Re: XML namespaces on the Web from John Cowan on 2009-11-19 (public-html@w3.org from November 2009)

From: John Cowan <cowan@ccil.org>
Date: Thu, 19 Nov 2009 03:21:14 -0500
To: Simon Pieters <simonp@opera.com>
Cc: John Cowan <cowan@ccil.org>, Lachlan Hunt <lachlan.hunt@lachy.id.au>, Liam Quin <liam@w3.org>, public-html@w3.org, public-xml-core-wg@w3.org
Message-ID: <20091119082114.GC30020@mercury.ccil.org>

Simon Pieters scripsit:

> Why would one need to reverse engineer an XML parser? It is defined in XML  
> 1.0 what is an error, so one can just read the XML 1.0 spec and modify the  
> XML5 algorithm accordingly.

Sure, it's possible, but it's about equivalent in complexity to writing
a parser, which has already been done repeatedly.  Wake me up when
it's finished.

> It's not clear to me that that is a goal. It would be possible by making  
> up a bogus root element, but that seems just bogus. :-)

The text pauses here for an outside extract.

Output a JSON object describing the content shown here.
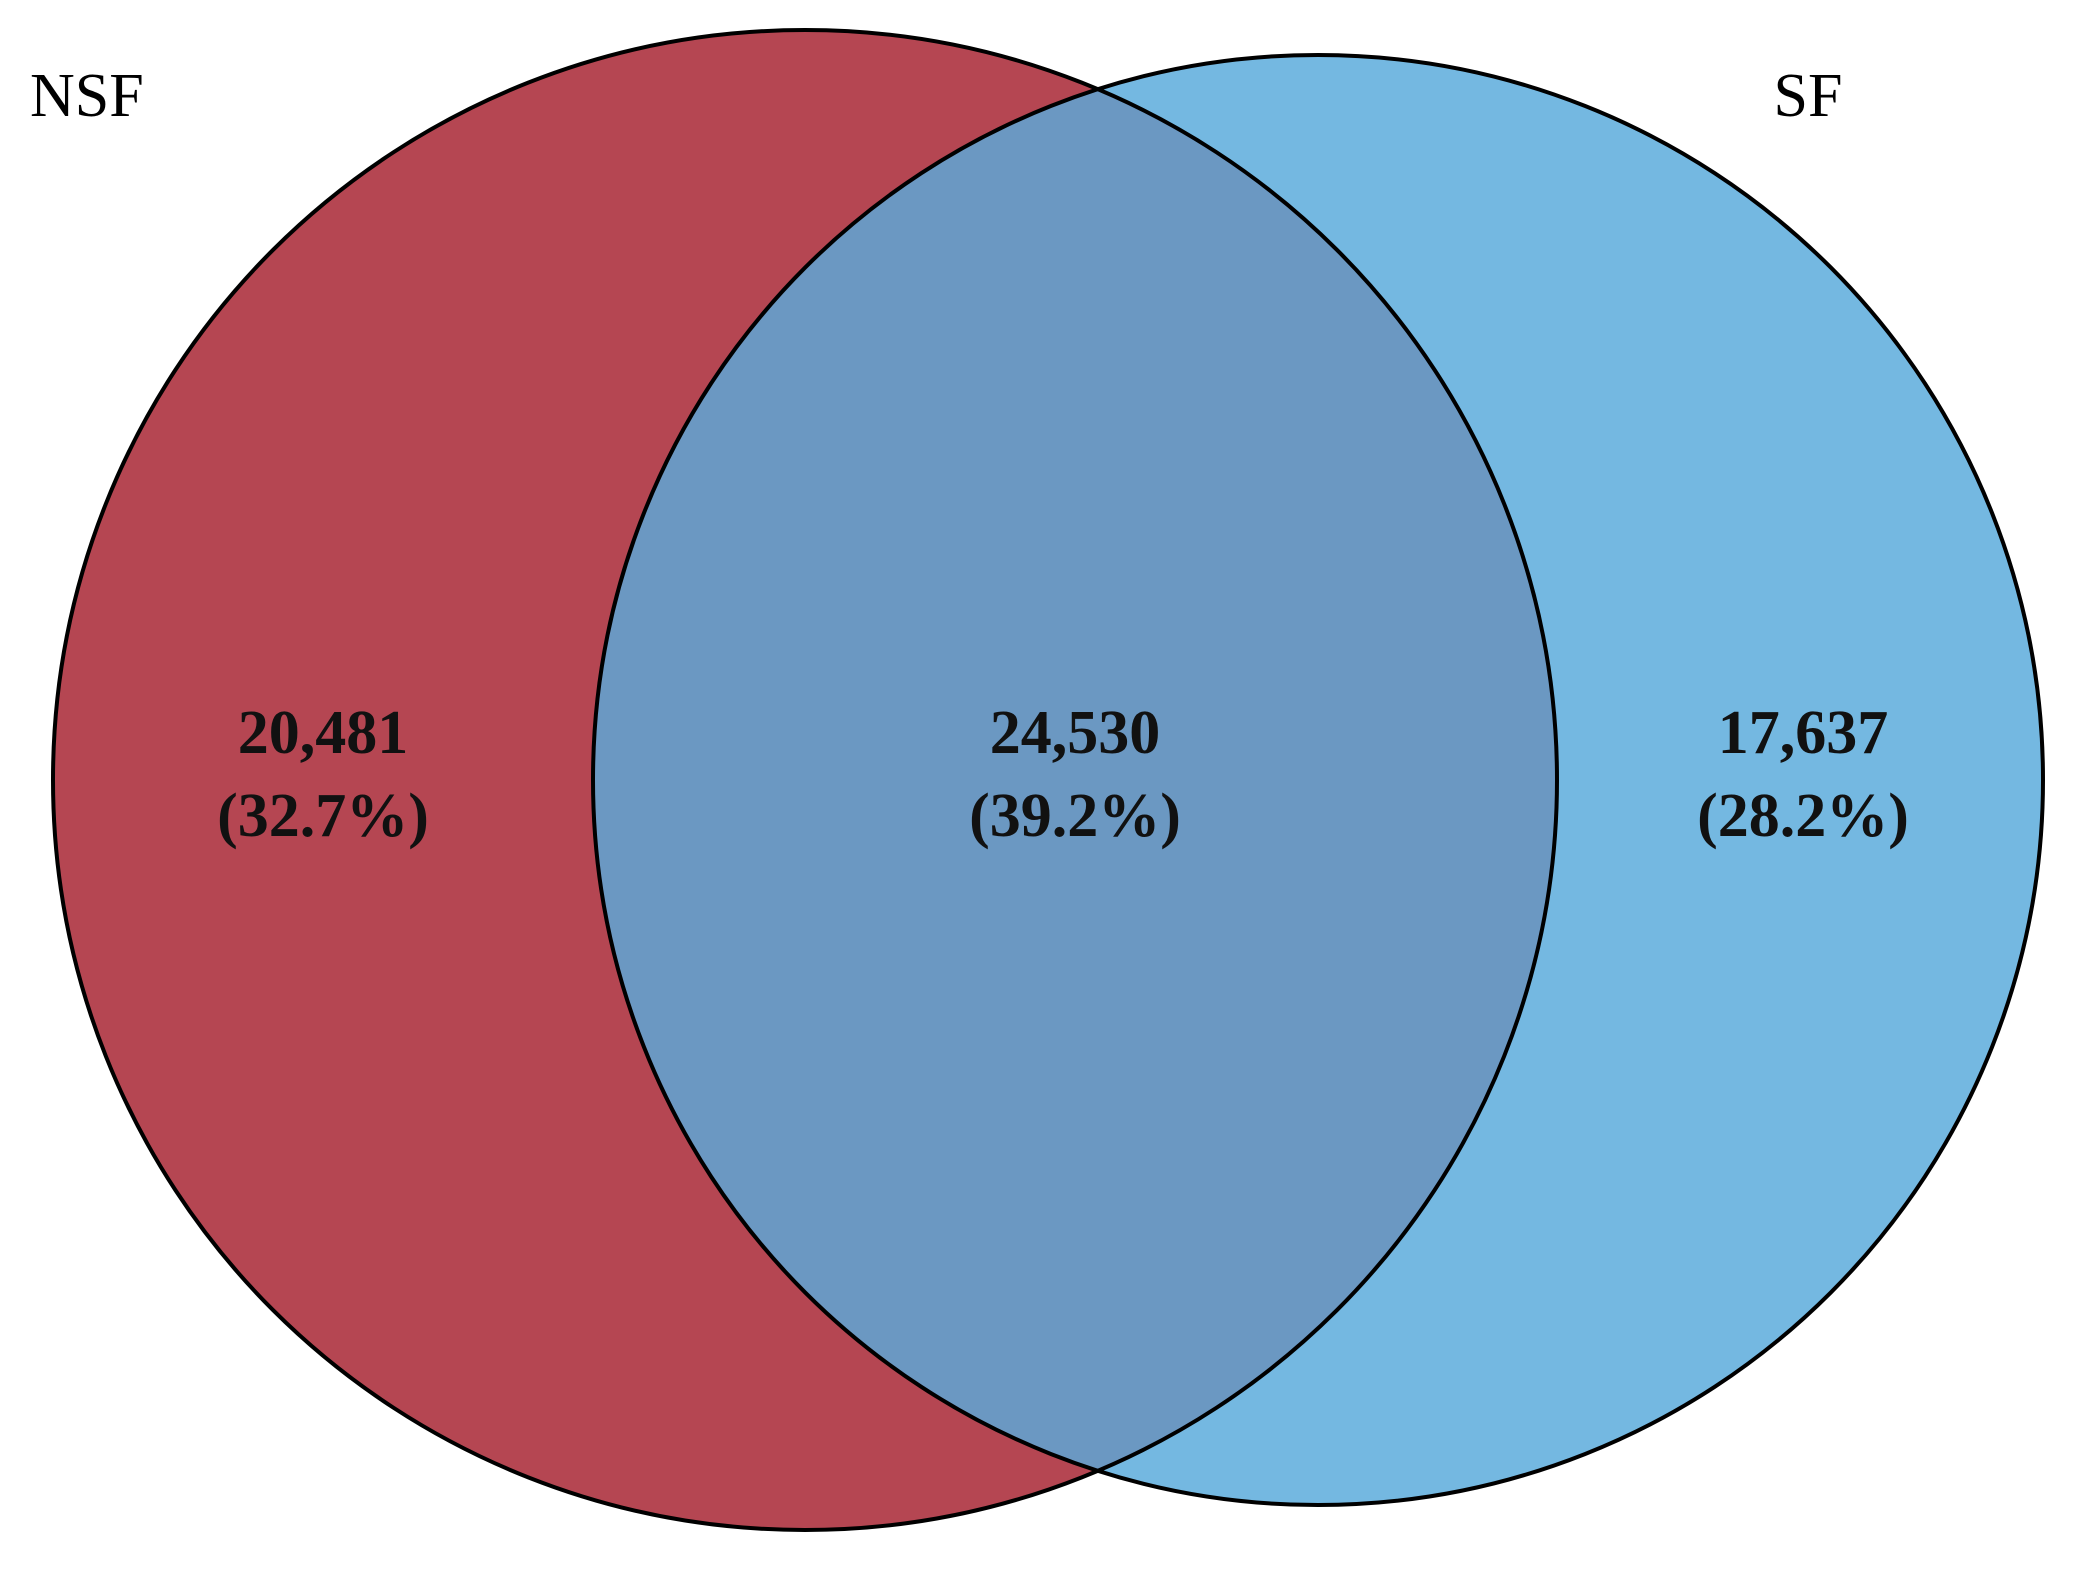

Fair enough, but then there needs to be some kind of restriction on what
documents can and cannot be repaired.

> I see "DOCTYPE internal subset state" and in total 38 tokenizer states  
> dedicated to handling the internal subset in  
> http://xml5.googlecode.com/svn/trunk/specification/Overview.html

Yes, it skips the internal subset all right, but there's no indication
that it uses the information to, for example, correctly implement
attribute value normalization.  Whitespace characters are added to
attribute values just like any other characters.

-- 
Mos Eisley spaceport.  You will never           John Cowan
see a more wretched hive of scum and            cowan@ccil.org
villainy --unless you watch the                http://www.ccil.org/~cowan
Jerry Springer Show.   --georgettesworld.com

Received on Thursday, 19 November 2009 08:21:54 UTC